This Item is on Sale Scam

I was reading a customer complaining over at Consumerist about her recent experience at Target.

She was picking up some diapers for her son when she noticed that the 54 count of Huggies Size 4 overnights were on sale for $18.99. “Nice!” She thought, until she looked on the second shelf and saw that the 64 count was sold at the same price – $18.99.

I see this all the time. All a company has to do is slap the word sale and boom, a certain segment of the population will buy it without actually comparing it to other items on the shelf.

To all of you students out there who think you’ll never use calculus or advanced algebra once you graduate, boy are you wrong.

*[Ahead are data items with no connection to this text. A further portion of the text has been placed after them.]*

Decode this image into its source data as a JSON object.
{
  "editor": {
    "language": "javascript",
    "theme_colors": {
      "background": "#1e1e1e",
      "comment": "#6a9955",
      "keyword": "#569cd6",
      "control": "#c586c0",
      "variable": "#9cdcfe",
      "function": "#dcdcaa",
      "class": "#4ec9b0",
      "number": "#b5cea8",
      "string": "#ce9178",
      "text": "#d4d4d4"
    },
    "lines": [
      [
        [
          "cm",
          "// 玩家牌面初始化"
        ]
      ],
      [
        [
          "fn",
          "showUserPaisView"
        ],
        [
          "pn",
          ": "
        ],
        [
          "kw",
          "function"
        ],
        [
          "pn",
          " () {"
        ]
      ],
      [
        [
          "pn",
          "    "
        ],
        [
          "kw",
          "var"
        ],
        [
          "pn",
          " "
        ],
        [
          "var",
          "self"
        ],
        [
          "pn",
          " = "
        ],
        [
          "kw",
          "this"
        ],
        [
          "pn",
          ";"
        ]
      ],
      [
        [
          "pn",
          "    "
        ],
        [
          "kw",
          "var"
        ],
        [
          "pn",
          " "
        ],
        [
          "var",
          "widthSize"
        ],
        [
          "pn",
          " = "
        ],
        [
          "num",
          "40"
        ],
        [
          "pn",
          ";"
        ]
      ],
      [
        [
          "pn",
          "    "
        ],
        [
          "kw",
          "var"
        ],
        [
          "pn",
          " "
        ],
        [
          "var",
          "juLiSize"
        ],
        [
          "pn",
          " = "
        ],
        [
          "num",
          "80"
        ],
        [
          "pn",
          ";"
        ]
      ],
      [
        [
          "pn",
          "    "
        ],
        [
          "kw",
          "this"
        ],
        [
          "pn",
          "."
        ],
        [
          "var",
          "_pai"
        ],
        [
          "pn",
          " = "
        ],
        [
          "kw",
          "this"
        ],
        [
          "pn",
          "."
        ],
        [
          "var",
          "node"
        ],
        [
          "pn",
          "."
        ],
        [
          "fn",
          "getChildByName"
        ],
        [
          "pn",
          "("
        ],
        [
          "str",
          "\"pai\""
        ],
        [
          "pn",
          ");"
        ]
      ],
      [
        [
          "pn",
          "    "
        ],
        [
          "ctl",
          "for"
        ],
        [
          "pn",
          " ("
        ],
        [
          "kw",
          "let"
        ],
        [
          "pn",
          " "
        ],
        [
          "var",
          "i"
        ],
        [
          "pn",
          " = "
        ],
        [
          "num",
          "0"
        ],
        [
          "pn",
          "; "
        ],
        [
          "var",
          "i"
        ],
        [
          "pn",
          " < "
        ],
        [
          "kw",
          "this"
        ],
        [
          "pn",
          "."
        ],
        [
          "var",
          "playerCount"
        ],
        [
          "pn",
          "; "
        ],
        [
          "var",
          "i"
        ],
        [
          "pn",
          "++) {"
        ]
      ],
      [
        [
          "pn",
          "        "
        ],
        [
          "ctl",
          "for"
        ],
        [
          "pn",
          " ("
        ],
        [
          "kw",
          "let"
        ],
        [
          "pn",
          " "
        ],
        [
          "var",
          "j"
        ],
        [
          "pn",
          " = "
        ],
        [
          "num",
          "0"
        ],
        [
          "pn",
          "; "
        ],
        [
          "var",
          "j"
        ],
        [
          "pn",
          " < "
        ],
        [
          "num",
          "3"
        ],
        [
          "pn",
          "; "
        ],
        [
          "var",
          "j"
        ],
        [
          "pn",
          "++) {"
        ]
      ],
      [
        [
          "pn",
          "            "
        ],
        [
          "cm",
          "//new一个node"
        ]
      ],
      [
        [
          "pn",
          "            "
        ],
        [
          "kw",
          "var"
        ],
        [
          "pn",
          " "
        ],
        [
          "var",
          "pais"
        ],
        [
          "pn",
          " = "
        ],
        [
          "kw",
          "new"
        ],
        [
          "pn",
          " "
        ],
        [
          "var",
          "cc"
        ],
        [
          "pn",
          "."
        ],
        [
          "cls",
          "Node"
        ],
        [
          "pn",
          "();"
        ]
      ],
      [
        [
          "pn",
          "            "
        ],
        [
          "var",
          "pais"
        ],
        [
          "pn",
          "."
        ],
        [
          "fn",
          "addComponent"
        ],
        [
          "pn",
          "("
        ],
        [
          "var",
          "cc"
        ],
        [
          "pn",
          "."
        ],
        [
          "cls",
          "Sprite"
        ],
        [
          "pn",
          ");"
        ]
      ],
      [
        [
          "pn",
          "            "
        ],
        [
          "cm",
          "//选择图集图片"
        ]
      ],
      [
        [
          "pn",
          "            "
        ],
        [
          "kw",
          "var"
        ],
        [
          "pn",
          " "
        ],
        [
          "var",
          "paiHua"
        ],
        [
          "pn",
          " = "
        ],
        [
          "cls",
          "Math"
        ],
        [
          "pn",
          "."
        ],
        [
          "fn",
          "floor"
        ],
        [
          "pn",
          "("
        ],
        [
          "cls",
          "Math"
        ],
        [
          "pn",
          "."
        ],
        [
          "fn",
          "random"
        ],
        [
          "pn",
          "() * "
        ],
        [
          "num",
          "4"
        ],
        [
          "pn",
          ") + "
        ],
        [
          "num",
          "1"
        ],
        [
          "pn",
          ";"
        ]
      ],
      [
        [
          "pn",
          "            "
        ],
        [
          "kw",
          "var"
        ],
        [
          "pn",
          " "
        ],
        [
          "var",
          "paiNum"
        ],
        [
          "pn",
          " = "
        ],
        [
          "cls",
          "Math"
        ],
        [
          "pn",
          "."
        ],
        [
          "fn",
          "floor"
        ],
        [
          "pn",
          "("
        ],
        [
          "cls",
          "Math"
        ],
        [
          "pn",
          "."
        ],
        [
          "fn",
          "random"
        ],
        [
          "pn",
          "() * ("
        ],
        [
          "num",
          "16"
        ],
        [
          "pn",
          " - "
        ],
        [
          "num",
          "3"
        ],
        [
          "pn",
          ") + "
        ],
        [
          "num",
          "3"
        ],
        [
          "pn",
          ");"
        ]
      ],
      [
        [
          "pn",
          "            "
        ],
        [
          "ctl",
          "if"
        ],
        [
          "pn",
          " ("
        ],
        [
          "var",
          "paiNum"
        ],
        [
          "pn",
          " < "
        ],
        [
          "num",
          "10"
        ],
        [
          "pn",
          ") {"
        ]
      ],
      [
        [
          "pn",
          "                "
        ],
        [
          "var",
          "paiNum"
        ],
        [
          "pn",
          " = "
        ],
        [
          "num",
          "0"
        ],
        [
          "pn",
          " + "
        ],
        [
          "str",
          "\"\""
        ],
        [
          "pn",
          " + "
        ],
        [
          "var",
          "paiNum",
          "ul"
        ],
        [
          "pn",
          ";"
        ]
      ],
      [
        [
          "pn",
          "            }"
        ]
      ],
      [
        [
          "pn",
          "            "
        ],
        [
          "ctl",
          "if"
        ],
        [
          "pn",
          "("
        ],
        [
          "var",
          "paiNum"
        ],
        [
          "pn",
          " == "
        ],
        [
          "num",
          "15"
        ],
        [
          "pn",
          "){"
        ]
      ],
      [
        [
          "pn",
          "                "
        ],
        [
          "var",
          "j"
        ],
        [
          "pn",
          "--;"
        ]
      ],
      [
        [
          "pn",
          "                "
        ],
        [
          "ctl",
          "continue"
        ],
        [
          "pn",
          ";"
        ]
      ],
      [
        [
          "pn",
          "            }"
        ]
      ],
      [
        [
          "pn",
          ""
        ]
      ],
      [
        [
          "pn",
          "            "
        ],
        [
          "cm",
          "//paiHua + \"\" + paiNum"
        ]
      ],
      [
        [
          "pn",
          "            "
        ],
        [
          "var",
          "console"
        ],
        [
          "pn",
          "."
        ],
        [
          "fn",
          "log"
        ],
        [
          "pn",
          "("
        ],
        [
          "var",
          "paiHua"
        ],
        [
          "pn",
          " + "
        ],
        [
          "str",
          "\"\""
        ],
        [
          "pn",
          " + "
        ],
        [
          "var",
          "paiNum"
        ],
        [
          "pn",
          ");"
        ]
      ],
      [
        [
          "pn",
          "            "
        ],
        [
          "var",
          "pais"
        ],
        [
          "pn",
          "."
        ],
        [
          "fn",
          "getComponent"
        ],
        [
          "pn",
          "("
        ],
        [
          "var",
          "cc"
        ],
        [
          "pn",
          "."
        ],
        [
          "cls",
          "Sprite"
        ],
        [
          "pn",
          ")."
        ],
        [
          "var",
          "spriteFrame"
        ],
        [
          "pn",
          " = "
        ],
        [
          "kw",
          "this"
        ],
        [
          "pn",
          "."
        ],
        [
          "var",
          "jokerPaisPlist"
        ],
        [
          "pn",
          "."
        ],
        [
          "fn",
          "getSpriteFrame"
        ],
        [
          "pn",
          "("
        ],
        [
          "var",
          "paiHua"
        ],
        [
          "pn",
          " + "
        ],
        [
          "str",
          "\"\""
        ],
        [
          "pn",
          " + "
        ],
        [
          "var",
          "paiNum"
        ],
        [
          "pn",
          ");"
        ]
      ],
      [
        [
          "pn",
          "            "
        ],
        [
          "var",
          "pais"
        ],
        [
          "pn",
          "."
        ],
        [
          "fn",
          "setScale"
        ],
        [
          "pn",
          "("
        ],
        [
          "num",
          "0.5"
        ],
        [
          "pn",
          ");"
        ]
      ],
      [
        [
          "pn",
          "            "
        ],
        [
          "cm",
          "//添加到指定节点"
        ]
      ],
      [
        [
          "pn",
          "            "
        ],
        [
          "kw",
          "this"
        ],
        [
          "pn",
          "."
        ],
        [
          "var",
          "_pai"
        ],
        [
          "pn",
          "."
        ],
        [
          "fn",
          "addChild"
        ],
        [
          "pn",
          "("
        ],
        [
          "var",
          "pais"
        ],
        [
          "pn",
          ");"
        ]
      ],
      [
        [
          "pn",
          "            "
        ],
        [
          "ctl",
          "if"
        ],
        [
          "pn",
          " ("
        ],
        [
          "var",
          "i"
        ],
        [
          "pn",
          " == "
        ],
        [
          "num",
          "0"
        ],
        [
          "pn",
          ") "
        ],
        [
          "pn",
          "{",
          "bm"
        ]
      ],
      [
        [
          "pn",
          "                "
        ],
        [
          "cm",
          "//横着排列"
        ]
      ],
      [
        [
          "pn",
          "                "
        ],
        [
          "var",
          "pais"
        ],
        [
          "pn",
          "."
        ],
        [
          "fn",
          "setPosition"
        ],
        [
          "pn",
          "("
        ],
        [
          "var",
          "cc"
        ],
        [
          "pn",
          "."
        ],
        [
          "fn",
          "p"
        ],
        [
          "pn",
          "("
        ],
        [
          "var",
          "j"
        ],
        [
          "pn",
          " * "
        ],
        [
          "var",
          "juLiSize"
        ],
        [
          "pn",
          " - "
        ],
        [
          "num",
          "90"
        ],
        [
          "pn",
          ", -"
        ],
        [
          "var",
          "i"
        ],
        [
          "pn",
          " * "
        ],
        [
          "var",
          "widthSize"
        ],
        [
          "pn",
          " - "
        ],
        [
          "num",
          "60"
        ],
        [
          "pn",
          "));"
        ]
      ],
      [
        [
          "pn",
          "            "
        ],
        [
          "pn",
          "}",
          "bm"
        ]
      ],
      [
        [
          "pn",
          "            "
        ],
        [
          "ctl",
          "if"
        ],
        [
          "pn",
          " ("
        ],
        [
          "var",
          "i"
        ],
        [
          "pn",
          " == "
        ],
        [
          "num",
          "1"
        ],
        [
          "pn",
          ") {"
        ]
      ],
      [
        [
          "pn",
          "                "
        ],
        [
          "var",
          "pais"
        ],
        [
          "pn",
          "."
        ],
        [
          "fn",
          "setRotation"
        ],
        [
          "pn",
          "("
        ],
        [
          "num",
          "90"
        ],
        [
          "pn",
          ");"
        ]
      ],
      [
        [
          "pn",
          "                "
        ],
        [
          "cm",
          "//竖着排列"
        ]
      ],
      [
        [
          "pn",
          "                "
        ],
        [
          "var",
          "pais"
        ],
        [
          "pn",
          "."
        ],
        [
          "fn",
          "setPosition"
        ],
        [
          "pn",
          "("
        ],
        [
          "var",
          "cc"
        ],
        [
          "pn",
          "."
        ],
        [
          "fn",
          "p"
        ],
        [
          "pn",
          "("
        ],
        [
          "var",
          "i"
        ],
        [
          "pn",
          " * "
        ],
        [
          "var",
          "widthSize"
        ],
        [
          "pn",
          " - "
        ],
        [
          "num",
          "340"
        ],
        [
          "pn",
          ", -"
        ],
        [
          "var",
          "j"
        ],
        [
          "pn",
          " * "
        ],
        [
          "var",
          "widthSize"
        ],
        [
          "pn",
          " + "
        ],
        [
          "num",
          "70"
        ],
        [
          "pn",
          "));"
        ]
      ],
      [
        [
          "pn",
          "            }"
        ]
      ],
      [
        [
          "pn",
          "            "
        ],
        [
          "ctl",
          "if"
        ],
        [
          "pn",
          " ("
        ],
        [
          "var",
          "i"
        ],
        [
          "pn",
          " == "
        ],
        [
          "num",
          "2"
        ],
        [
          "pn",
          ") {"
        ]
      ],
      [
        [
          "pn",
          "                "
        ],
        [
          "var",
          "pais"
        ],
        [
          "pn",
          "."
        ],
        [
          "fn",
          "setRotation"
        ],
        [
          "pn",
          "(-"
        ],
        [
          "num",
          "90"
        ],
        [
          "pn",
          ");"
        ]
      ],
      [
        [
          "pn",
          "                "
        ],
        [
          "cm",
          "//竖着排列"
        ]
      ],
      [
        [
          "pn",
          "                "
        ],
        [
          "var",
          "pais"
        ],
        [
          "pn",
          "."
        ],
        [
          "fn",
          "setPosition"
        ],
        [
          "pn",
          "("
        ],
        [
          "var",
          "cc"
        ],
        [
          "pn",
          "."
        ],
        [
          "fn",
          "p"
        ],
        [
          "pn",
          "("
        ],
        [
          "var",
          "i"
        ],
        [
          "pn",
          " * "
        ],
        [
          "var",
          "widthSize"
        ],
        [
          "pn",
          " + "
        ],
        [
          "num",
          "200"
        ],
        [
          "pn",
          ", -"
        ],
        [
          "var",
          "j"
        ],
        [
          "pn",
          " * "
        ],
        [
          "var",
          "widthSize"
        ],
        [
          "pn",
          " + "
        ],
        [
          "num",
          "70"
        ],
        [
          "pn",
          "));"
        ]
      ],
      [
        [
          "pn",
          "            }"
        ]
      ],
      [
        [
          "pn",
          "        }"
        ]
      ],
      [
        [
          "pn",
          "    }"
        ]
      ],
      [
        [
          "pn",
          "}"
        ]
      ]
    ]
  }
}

In some cases it’s impossible to tell if you are being scammed at all. For example, which is a better deal:

a) a dozen small eggs for 1.49
b) 18 large eggs for 2.69
c) 8 jumbo eggs for 2.50

If you answered at all, you are wrong. It’s impossible to tell without knowing what the eggs weigh.

To make cheating on eggs and similar products less likely the European Union bans the selling of eggs and ­other products such as oranges and bread rolls by the unit; instead they must be sold by weight.

Until now, Britain has been exempt from EU regulations that forbid the selling of goods by number. But last week the EU voted to end Britain’s deal despite objections from UK members [Daily Mail].

In fact, grocers are not permitted to put the number of units alongside the weight. That will make it difficult for shoppers who need exactly a dozen hamburger buns but will now have to estimate how many are in the package.

I myself am in favor of the weight versus the unit count, although I do not see the problem with having the unit count alongside the weight as well. I’ve tried for years to figure out which eggs are actually cheaper. But unless you carry a gram scale into the supermarket – it is really a difficult proposition.